Mientras unos iban a misa y los otros se recogían, los primeros rayos de la mañana comenzaban a despuntar sobre los tejados de Madrid. Centenares de sacerdotes bajaban desde el parque del Retiro en dirección a Cibeles. Pocas misas se habrán celebrado esta mañana en la capital y alrededores: prácticamente todo el clero madrileño se encontraba, desde las seis de la mañana, en las inmediaciones de la icónica plaza.
Para uno que dejó de salir de fiesta hace tiempo, ver amanecer en Madrid constituye una experiencia extraordinaria, que evoca andanzas nocturnas ya casi postergadas en el desván de la memoria y permite apreciar la sobresaliente arquitectura capitalina bañada con unas tonalidades cromáticas únicas.
Aunque pueda parecer lo contrario, no es la Cibeles una plaza especialmente adecuada para acoger grandes multitudes. Se alegará que la diosa es la primera tributaria de los trofeos del Real Madrid –cuando los conquistaba, al menos–, y que centenares de miles de aficionados acuden –acudían– a esos baños de masas. Y es cierto. Pero la propia centralidad en la plaza de su figura y su carro tirado por leones la convierte en un cierto estorbo cuando se pretende focalizar la atención en otro punto que no sea ella.
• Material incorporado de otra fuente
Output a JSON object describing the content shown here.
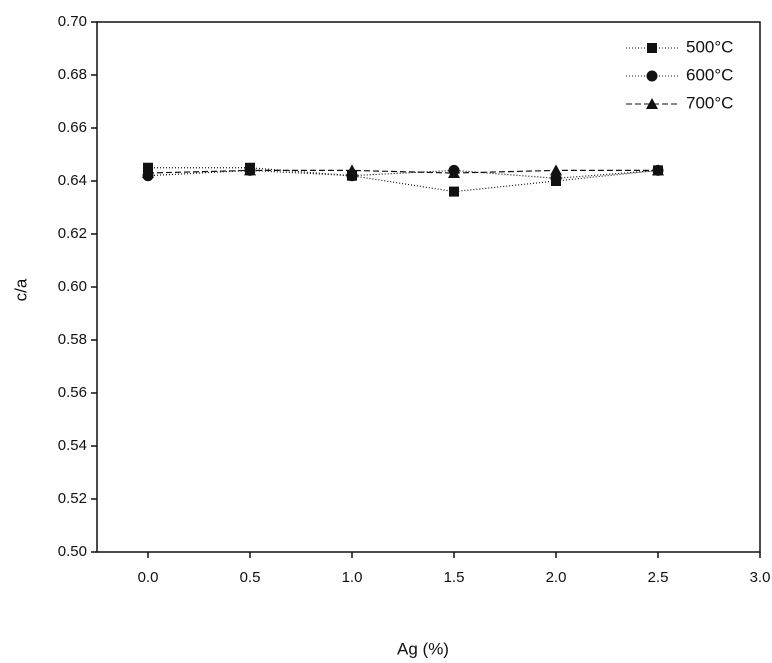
{
  "chart_data": {
    "type": "line",
    "x_label": "Ag (%)",
    "y_label": "c/a",
    "x": [
      0.0,
      0.5,
      1.0,
      1.5,
      2.0,
      2.5
    ],
    "series": [
      {
        "name": "500°C",
        "color": "#111111",
        "marker": "square",
        "dash": "1 2",
        "values": [
          0.645,
          0.645,
          0.642,
          0.636,
          0.64,
          0.644
        ]
      },
      {
        "name": "600°C",
        "color": "#111111",
        "marker": "circle",
        "dash": "1 2",
        "values": [
          0.642,
          0.644,
          0.642,
          0.644,
          0.641,
          0.644
        ]
      },
      {
        "name": "700°C",
        "color": "#111111",
        "marker": "triangle",
        "dash": "6 3",
        "values": [
          0.643,
          0.644,
          0.644,
          0.643,
          0.644,
          0.644
        ]
      }
    ],
    "xlim": [
      -0.25,
      3.0
    ],
    "xticks": [
      {
        "value": 0,
        "label": "0.0"
      },
      0.5,
      {
        "value": 1,
        "label": "1.0"
      },
      1.5,
      {
        "value": 2,
        "label": "2.0"
      },
      2.5,
      {
        "value": 3,
        "label": "3.0"
      }
    ],
    "ylim": [
      0.5,
      0.7
    ],
    "yticks": [
      {
        "value": 0.5,
        "label": "0.50"
      },
      0.52,
      0.54,
      0.56,
      0.58,
      {
        "value": 0.6,
        "label": "0.60"
      },
      0.62,
      0.64,
      0.66,
      0.68,
      {
        "value": 0.7,
        "label": "0.70"
      }
    ],
    "grid": false,
    "legend": "top-right"
  }
}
Ese era el caso esta mañana, con el gigantesco escenario instalado –a modo de presbiterio– ante la imponente fachada del Palacio de Telecomunicaciones, que se transformó, por unas horas, en un extraordinario retablo pétreo y refulgente.
Y, frente a él, la multitud. Cerca de millón y medio de personas, puntualizaron las autoridades. ¿Fueron más; acaso algo menos? Hasta donde alcanzaba la vista, una muchedumbre incontable abarrotaba todas las calles aledañas. La diosa flotaba en una marea blanca de albas y paraguas que amortiguaban el sol que se iba elevando implacable sobre el cielo añil de Madrid.
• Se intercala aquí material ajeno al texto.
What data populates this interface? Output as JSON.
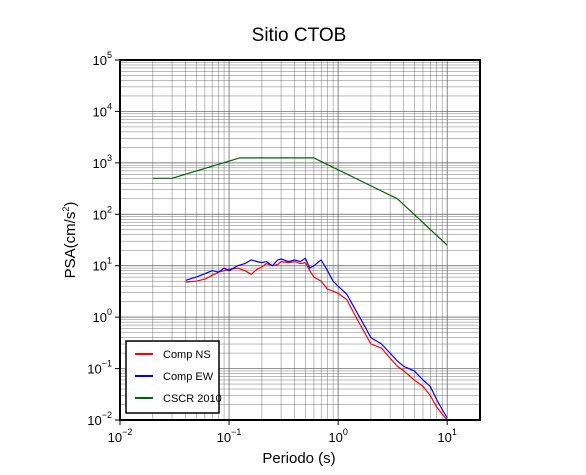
{
  "chart_data": {
    "type": "line",
    "title": "Sitio CTOB",
    "xlabel": "Periodo (s)",
    "ylabel_base": "PSA(cm/s",
    "ylabel_sup": "2",
    "ylabel_end": ")",
    "xscale": "log",
    "yscale": "log",
    "xlim": [
      0.01,
      20
    ],
    "ylim": [
      0.01,
      100000
    ],
    "grid": true,
    "legend_position": "bottom-left",
    "x_ticks": [
      {
        "value": 0.01,
        "base": "10",
        "exp": "−2"
      },
      {
        "value": 0.1,
        "base": "10",
        "exp": "−1"
      },
      {
        "value": 1,
        "base": "10",
        "exp": "0"
      },
      {
        "value": 10,
        "base": "10",
        "exp": "1"
      }
    ],
    "y_ticks": [
      {
        "value": 0.01,
        "base": "10",
        "exp": "−2"
      },
      {
        "value": 0.1,
        "base": "10",
        "exp": "−1"
      },
      {
        "value": 1,
        "base": "10",
        "exp": "0"
      },
      {
        "value": 10,
        "base": "10",
        "exp": "1"
      },
      {
        "value": 100,
        "base": "10",
        "exp": "2"
      },
      {
        "value": 1000,
        "base": "10",
        "exp": "3"
      },
      {
        "value": 10000,
        "base": "10",
        "exp": "4"
      },
      {
        "value": 100000,
        "base": "10",
        "exp": "5"
      }
    ],
    "series": [
      {
        "name": "Comp NS",
        "color": "#ff0000",
        "x": [
          0.04,
          0.05,
          0.06,
          0.07,
          0.08,
          0.09,
          0.1,
          0.12,
          0.14,
          0.16,
          0.18,
          0.2,
          0.22,
          0.25,
          0.28,
          0.3,
          0.35,
          0.4,
          0.45,
          0.5,
          0.55,
          0.6,
          0.7,
          0.8,
          0.9,
          1.0,
          1.2,
          1.5,
          1.8,
          2.0,
          2.5,
          3.0,
          3.5,
          4.0,
          5.0,
          6.0,
          7.0,
          8.0,
          9.0,
          10.0
        ],
        "y": [
          4.8,
          5.0,
          5.5,
          6.5,
          7.5,
          8.0,
          8.5,
          9.0,
          8.0,
          6.8,
          8.5,
          9.5,
          11.0,
          10.0,
          10.5,
          12.0,
          11.5,
          12.0,
          11.0,
          11.5,
          8.0,
          6.0,
          5.0,
          3.5,
          3.2,
          2.9,
          2.2,
          0.9,
          0.45,
          0.3,
          0.25,
          0.16,
          0.11,
          0.09,
          0.06,
          0.045,
          0.03,
          0.018,
          0.013,
          0.01
        ]
      },
      {
        "name": "Comp EW",
        "color": "#0000ff",
        "x": [
          0.04,
          0.05,
          0.06,
          0.07,
          0.08,
          0.09,
          0.1,
          0.12,
          0.14,
          0.16,
          0.18,
          0.2,
          0.22,
          0.25,
          0.28,
          0.3,
          0.35,
          0.4,
          0.45,
          0.5,
          0.55,
          0.6,
          0.7,
          0.8,
          0.9,
          1.0,
          1.2,
          1.5,
          1.8,
          2.0,
          2.5,
          3.0,
          3.5,
          4.0,
          5.0,
          6.0,
          7.0,
          8.0,
          9.0,
          10.0
        ],
        "y": [
          5.2,
          6.0,
          7.0,
          8.0,
          7.5,
          9.0,
          8.0,
          10.0,
          11.0,
          13.0,
          12.0,
          11.5,
          12.0,
          10.0,
          13.0,
          13.5,
          12.0,
          13.0,
          12.0,
          14.0,
          9.0,
          10.0,
          13.0,
          8.0,
          5.0,
          4.0,
          2.8,
          1.2,
          0.6,
          0.4,
          0.3,
          0.2,
          0.14,
          0.11,
          0.09,
          0.06,
          0.045,
          0.025,
          0.016,
          0.011
        ]
      },
      {
        "name": "CSCR 2010",
        "color": "#006400",
        "x": [
          0.02,
          0.03,
          0.125,
          0.6,
          3.5,
          10.0
        ],
        "y": [
          500,
          500,
          1250,
          1250,
          200,
          25
        ]
      }
    ]
  }
}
Llegó León XIV cuando faltaba algo menos de media hora para comenzar la misa, y su paso con el papamóvil elevaba oleadas de gritos, aplausos y teléfonos móviles que buscaban inmortalizar el momento.
Este Papa quiere a España, y se le nota. Que un Pontífice elija nuestro país como el primero que visita de Europa, y que lo haga durante siete días, es una prueba irrefutable de ello. Y, a la vista de la reacción de las multitudes, España quiere al Papa. Las palabras que ha dedicado a nuestro país denotan un interés y un conocimiento profundo de nuestra nación, que ya había visitado en, al menos, una docena de sus ciudades.
La «encomienda» –qué palabra tan nuestra– que ha dejado en la misa de esta mañana pasará a formar parte de nuestro acervo: «He aquí una encomienda para la España de hoy y de mañana: que la religiosidad que desde hace siglos anima a este país no sea un museo del pasado que visitar, sino una escuela de fe desde la que beber también hoy». Pongámonos a ello.